Holger Muench, head of the federal police office, told broadcaster ARD on Thursday the number of suspects in the case now stood at 54, and that that figure could rise.
The discovery of the alleged plot came as a shock in one of Europe’s most stable democracies and largest economy.
“It’s not really comprehensible: you hear about such plans from other countries but for this to happen outside my front door?” said Melanie Merle, who lives close to the apartment in the financial capital Frankfurt where Heinrich was arrested.
“The government we have is not ideal but probably better than what they had planned,” she laughed.
Neither the House of Reuss nor Heinrich’s office responded to requests for comment.
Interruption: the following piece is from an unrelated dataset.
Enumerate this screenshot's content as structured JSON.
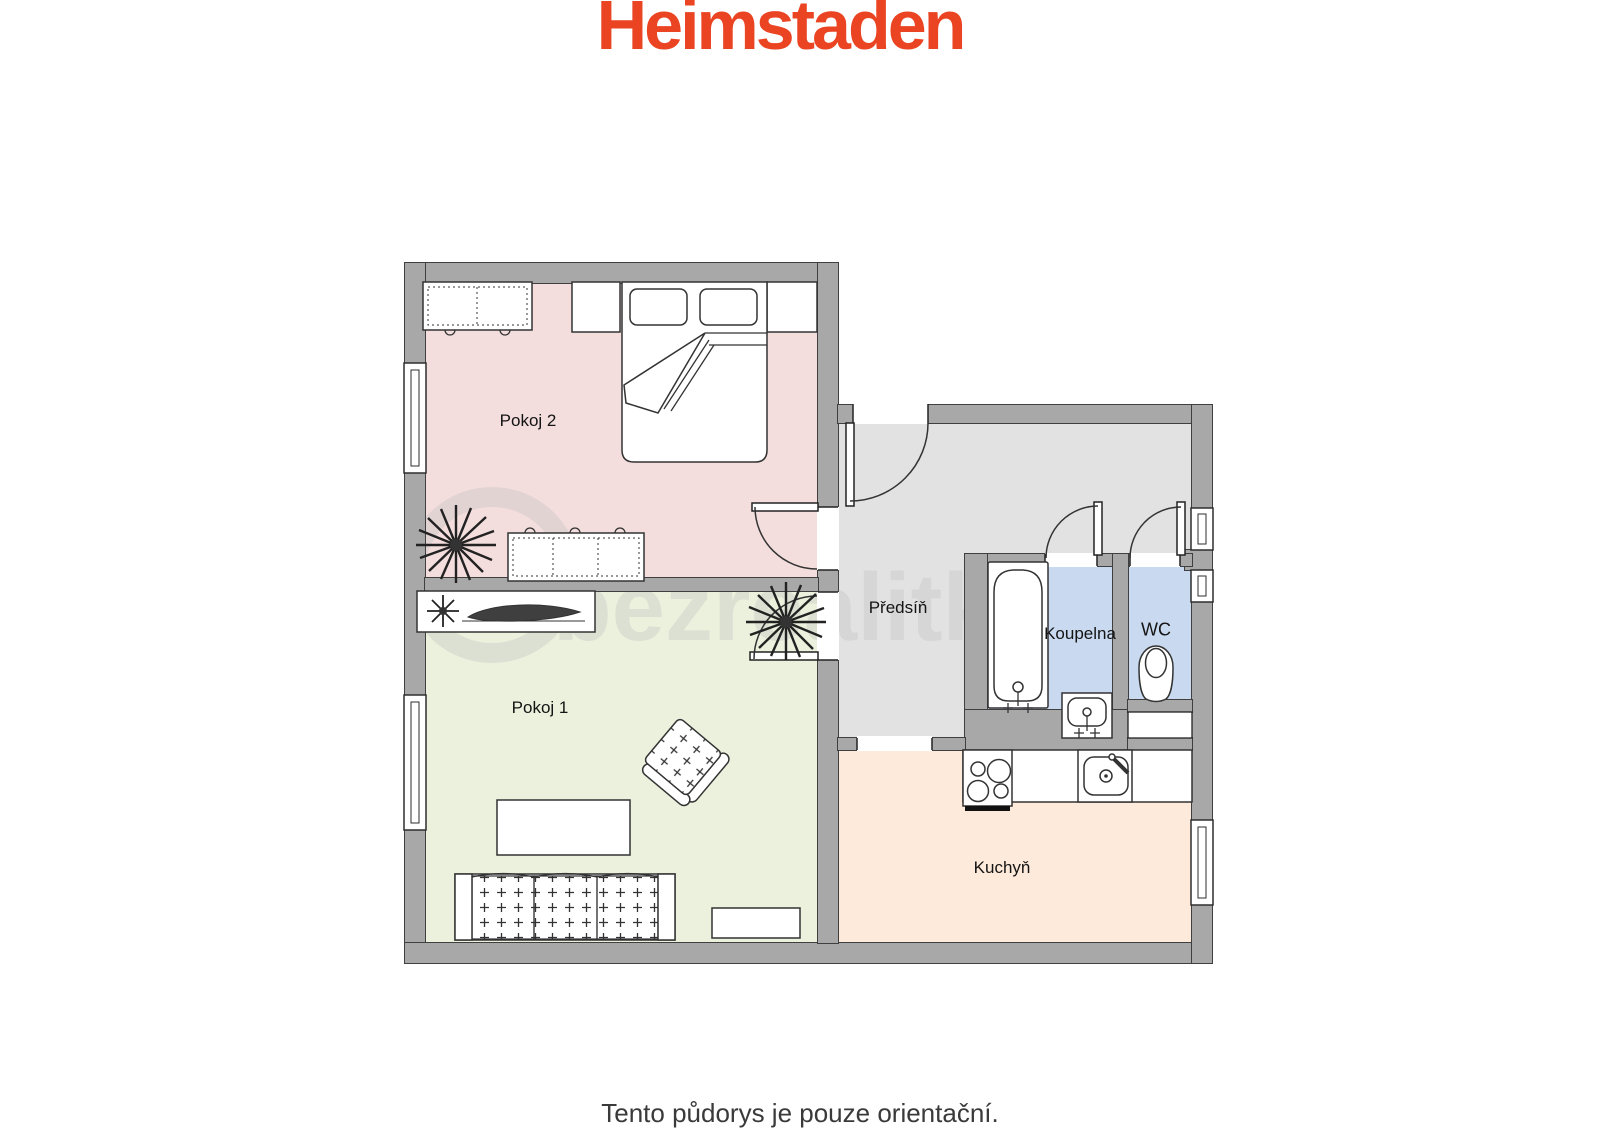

A former parliamentary lawmaker from the far-right Alternative For Germany (AfD) was also among those detained, according to prosecutors.
Prosecutors said the group was inspired by the deep state conspiracy theories of Germany’s Reichsbuerger and QAnon, whose advocates were among those arrested after the storming of the U.S. Capitol in January 2021.
Members of the Reichsbuerger do not recognise modern-day Germany and its borders as a legitimate state. Some are devoted to the old German “Reich” (empire) under a monarchy, with some also sharing Nazi ideas and believing Germany is under military occupation.
Police on Thursday searched the Waidmannsheil hunting lodge in Thuringia, said to belong to Heinrich.
The deputy mayor of the town said local people had been sent a letter, telling them passports issued by German authorities were not valid.
“All citizens of Bad Lobenstein received a letter this past summer in which we were told that we were not German because our passports were not German,” Andree Burkhardt told Reuters.
“We were then given the opportunity to apply for our German origin documents with the Reuss administration. This of course provoked a huge outcry among the population,” he added.
Thuringia interior minister Georg Maier singled out the AfD, which is in the state parliament, for becoming an interface for right-wing extremists and spreading what he called fantasies about toppling the state.
“People are scared, and the AfD takes advantage of that and offers simple solutions,” said Maier, who is from Chancellor Olaf Scholz’s Social Democratic Party.
The AfD in a statement on Wednesday condemned the far-right group’s efforts and expressed confidence in the authorities’ ability to bring clarity to the situation quickly and completely.